J’ai passé un été très “jiyû”, autrement dit “libre”. Pour mes trois semaines de vacances, je m’étais décidée non seulement à m’éloigner du travail (ce qui est logique pour les Français mais presque impossible pour ceux qui travaillent avec des organisations japonaises), mais aussi à ne rien organiser. J’ai bien réussi, je suis restée hors du temps. Vive la jiyû !
Pendant ce temps, au Japon, une exposition intitulée Après la non-liberté d’expression s’est déroulée dans le cadre d’un festival artistique. En général, on dit jiyû no fuzai pour évoquer l’absence de liberté, mais les organisateurs de l’exposition ont préféré le terme fujiyû forgé en ajoutant la négation fu devant jiyû. Ils ont eu bien raison.

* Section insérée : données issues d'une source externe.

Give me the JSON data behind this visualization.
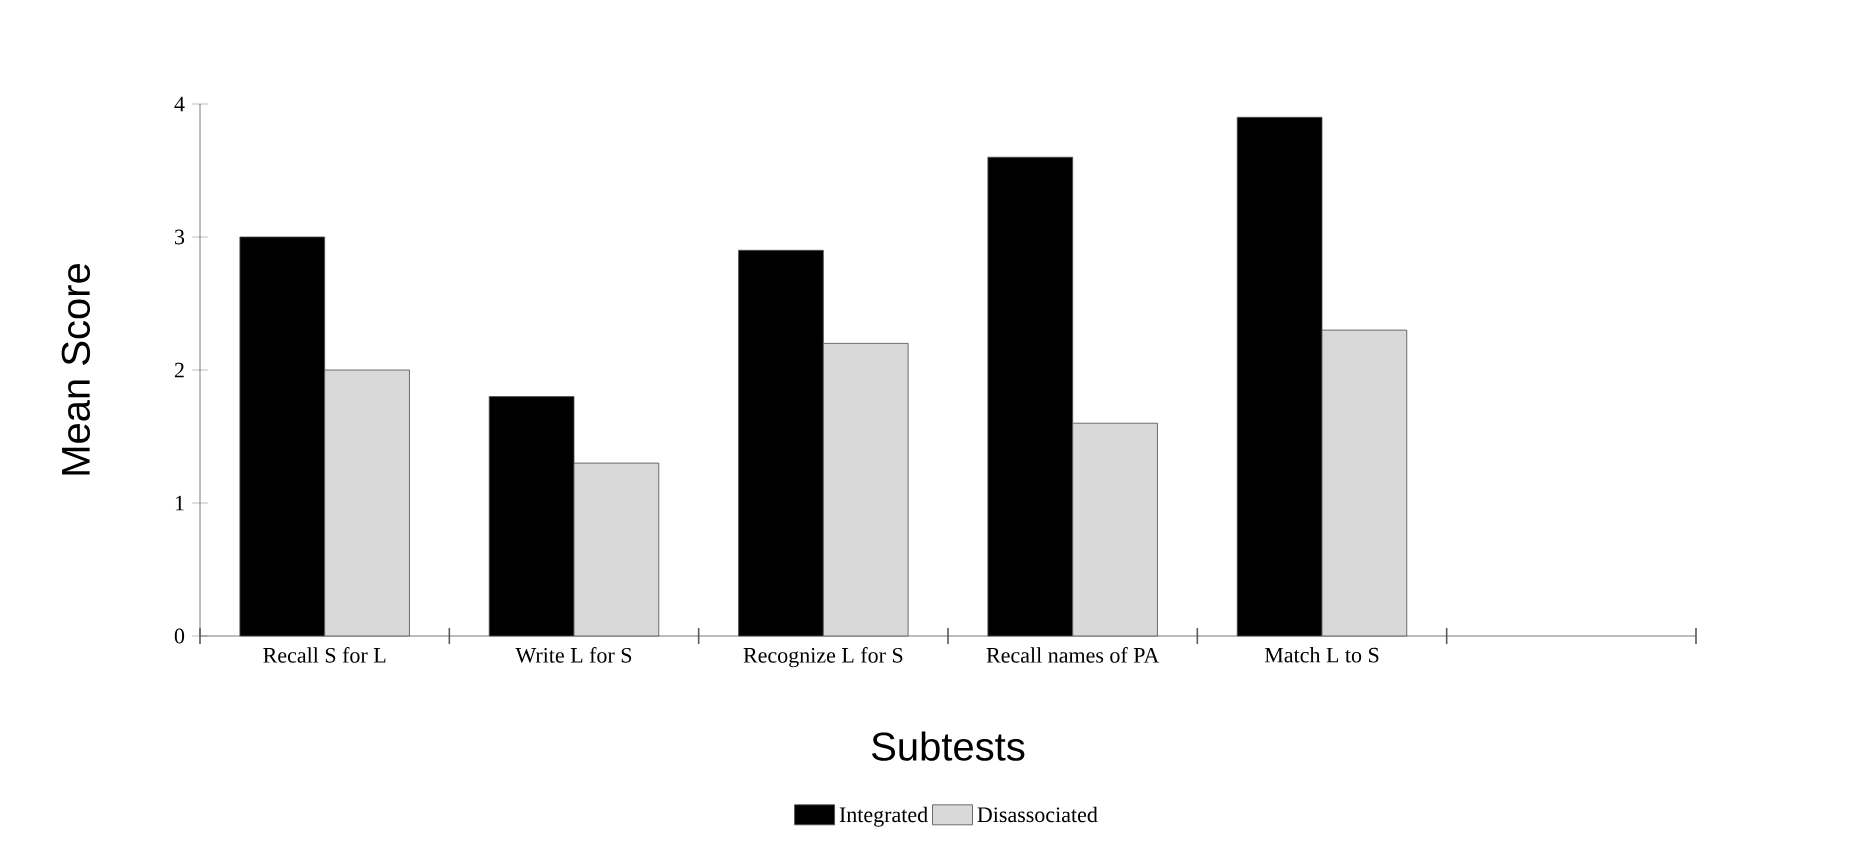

Leur choix a rendu le titre aussi provocateur que son contenu qui rassemblait une vingtaine d’œuvres qui ont été censurées ailleurs, comme l’image de l’empereur Hirohito en feu ou la statue incarnant les femmes de réconfort coréennes enrôlées dans les bordels de l’armée impériale japonaise pendant la Seconde Guerre mondiale. L’événement a mis tout de suite mal à l’aise les internautes qui se sont interrogés sur les limites de la liberté dans les arts. Résultat : l’exposition a été annulée trois jours après son ouverture à la suite de nombreuses protestations et menaces parmi lesquelles un fax sur lequel on pouvait lire “je vais venir avec un bidon de carburant”. Quelques jours après l’incendie criminel du studio de Kyôto Animation qui a fait 35 morts en juillet, cela a jeté le trouble. En tout cas, nous avons eu la confirmation de l’existence de fujiyû dans la société japonaise !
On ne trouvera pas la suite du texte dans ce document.